Hundreds of millions of dollars could be spent over the next decade on planning and constructing transformative projects along Manhattan’s West Side waterfront. But there is a big “if” at play: the willingness of city and state governments to work together.
The pedestrian-hostile Route 9A is getting a makeover. Thanks to a starter fund of roughly $2 million from the Legislature and Gov. Hochul, the state Department of Transportation kicked off a study to redesign Route 9A from 59th St. to the Battery. Community planning is underway for the waterfront roadway to redesign it: potentially adding transit connections, expanding the bike path, improving safety, and fortifying against flooding.
For almost 30 years, the Hudson River Park Trust has been turning derelict piers into emeralds along the Hudson with a well-designed riverfront esplanade. The four mile park has a few gaps in it, and the busy commercial stretch from W. 29th to W. 46th Street is one of the last. Last month, the Trust launched its planning process to transform a 15-block stretch of the park that has never been comprehensively designed.
To the north, the Manhattan Cruise Terminal is also slated for remodeling. A master planning process by the city’s Economic Development Corp. has begun, with the goal to extend the terminals’ useful life for another 50 to 75 years.
While the esplanade from 29th to 46th Sts. is an ugly gap in Hudson River Park, it doesn’t compare to the environment around the terminal. A product of a very different waterfront — a “working waterfront” — the terminal was born before there was even a suggestion of a park and is divorced from the city. Even cruise passengers with money to spend are treated poorly: there’s terrible wayfinding and an embarrassing lack of connectivity via public transit to the city’s center. When you finally exit the terminal, you’re thrust onto a highway with taxi stands across eight lanes of traffic. Welcome to New York.
The terminal should interface with its host community, and be welcoming and exciting for passengers as they disembark. It should also serve as a corridor and destination for New Yorkers seeking waterfront access, as it once provided.
Nearby, the Intrepid Museum, a popular attraction, barely connects to northern parts of the park, as there is no esplanade to the forthcoming film studio at Pier 94, Clinton Cove at Pier 95, and the newly opened Pier 97, which is a magnet for people of all ages with its extensive active and passive features.
That these projects are in motion is a sign that the city and state know lack of access and connectivity are not acceptable for a world class city. But they must be planned together for a unified waterfront that is accessible, open, and inviting at every part of the shoreline.
In the Meatpacking District, our Western Gateway Vision Plan is taking shape with reimagined streets and pedestrian-first, community-driven spaces. A new 7,000 square foot plaza, Gansevoort Landing, connects from the commercial core and the Whitney Museum to Hudson River Park with a new crosswalk across Route 9A.
This spring, we’re installing a significant streetscape project on 14th St. between Ninth and Tenth Aves. that will create a promenade and improve the experience of W. 14th St.

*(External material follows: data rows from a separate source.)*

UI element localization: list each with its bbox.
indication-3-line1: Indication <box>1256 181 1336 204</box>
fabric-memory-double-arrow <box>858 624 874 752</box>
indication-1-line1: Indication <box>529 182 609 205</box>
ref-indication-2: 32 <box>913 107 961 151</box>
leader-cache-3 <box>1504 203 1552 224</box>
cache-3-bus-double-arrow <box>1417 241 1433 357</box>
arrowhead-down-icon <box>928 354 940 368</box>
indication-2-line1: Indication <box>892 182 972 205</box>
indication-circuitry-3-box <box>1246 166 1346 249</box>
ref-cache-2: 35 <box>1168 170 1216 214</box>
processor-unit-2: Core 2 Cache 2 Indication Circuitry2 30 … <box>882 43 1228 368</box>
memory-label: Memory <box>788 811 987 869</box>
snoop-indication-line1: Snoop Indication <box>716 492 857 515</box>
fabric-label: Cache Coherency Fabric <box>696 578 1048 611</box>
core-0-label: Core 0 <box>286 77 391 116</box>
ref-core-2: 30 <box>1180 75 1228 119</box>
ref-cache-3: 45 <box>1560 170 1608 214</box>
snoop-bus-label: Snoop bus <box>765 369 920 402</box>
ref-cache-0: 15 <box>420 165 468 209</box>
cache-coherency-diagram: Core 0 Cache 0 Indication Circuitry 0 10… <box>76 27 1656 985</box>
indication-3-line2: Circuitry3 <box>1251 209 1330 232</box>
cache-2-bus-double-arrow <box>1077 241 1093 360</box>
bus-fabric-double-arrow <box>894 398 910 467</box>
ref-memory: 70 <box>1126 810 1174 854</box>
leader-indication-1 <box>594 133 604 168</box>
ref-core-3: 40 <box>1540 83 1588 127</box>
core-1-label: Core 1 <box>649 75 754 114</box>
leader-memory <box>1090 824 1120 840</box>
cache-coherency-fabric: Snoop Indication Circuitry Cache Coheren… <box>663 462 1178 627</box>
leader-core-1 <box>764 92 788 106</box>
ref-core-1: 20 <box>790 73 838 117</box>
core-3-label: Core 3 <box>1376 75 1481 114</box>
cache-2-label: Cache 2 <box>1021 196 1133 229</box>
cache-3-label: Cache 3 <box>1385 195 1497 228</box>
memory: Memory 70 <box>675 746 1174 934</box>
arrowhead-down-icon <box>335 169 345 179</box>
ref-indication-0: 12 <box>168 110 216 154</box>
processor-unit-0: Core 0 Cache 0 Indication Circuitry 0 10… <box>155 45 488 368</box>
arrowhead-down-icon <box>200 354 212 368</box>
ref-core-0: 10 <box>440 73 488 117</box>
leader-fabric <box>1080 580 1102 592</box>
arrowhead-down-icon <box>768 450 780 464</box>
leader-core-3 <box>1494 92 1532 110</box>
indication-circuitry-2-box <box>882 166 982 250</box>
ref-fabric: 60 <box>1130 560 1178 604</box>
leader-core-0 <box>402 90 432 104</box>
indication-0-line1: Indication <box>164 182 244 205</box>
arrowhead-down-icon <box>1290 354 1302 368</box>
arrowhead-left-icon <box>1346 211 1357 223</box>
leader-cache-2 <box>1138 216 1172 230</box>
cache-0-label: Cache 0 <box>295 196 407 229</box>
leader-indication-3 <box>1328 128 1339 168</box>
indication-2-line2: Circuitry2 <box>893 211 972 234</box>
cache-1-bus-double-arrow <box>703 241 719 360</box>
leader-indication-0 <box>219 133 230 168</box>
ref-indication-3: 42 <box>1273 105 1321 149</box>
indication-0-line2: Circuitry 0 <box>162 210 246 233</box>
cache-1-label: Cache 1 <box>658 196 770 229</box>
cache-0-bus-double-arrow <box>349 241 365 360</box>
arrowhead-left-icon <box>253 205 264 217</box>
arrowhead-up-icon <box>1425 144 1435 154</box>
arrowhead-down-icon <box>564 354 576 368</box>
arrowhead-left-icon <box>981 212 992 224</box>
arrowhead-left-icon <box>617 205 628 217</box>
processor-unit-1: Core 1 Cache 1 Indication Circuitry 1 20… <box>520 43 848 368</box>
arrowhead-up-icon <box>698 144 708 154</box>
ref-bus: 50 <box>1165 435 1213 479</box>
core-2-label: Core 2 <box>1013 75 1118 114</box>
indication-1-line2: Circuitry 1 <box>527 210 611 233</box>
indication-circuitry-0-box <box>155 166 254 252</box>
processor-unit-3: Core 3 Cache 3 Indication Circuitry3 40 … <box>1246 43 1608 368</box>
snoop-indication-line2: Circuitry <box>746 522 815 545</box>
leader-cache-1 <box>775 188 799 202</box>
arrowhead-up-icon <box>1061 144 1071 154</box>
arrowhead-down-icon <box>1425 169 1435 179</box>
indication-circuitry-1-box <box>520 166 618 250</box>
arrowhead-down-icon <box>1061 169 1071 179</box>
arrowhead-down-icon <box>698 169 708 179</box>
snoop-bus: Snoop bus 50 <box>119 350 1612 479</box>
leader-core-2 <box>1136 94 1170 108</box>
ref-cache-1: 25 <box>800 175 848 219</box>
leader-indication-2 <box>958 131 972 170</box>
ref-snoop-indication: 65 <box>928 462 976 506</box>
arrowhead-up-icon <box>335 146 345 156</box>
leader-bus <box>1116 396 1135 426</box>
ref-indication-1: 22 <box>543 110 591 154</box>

Coordination between city and state agencies has been the key to unlocking these improvements and demonstrates what’s possible for pedestrian and community oriented planning.
Thankfully, the governor and Mayor Adams have demonstrated a collaborative approach to leadership and that esprit de corps must trickle down to boots-on-the-ground agencies to break the siloed approach to projects.
We need to double down with state and city agencies, including the highly regarded Hudson River Park Trust, to develop coordinated, transformational, and comprehensive plans for the park, 9A, and the terminal. And the ideas need to be big: light rail and multimodal transit corridors, actual public transit connections along the waterfront, resiliency initiatives, connections to the park by expanding “greening” into the street grid, shore power at the terminal, and a pedestrian-centric approach guiding it all. And that’s just for starters.
Overlapping projects often trigger reticent reactions and give agency bureaucrats a headache. But big moments like this confluence of extraordinary infrastructure projects demand leadership. The governor and mayor have an opportunity to pull these currently disconnected projects together to maximize the benefits to New Yorkers and visitors alike, if we dive in and think big. It’s what New York does best.
LeFrancois is executive director of the Meatpacking District Management Association. He is a governor’s appointee on the Hudson River Park Trust Board and former chair of Manhattan Community Board 4.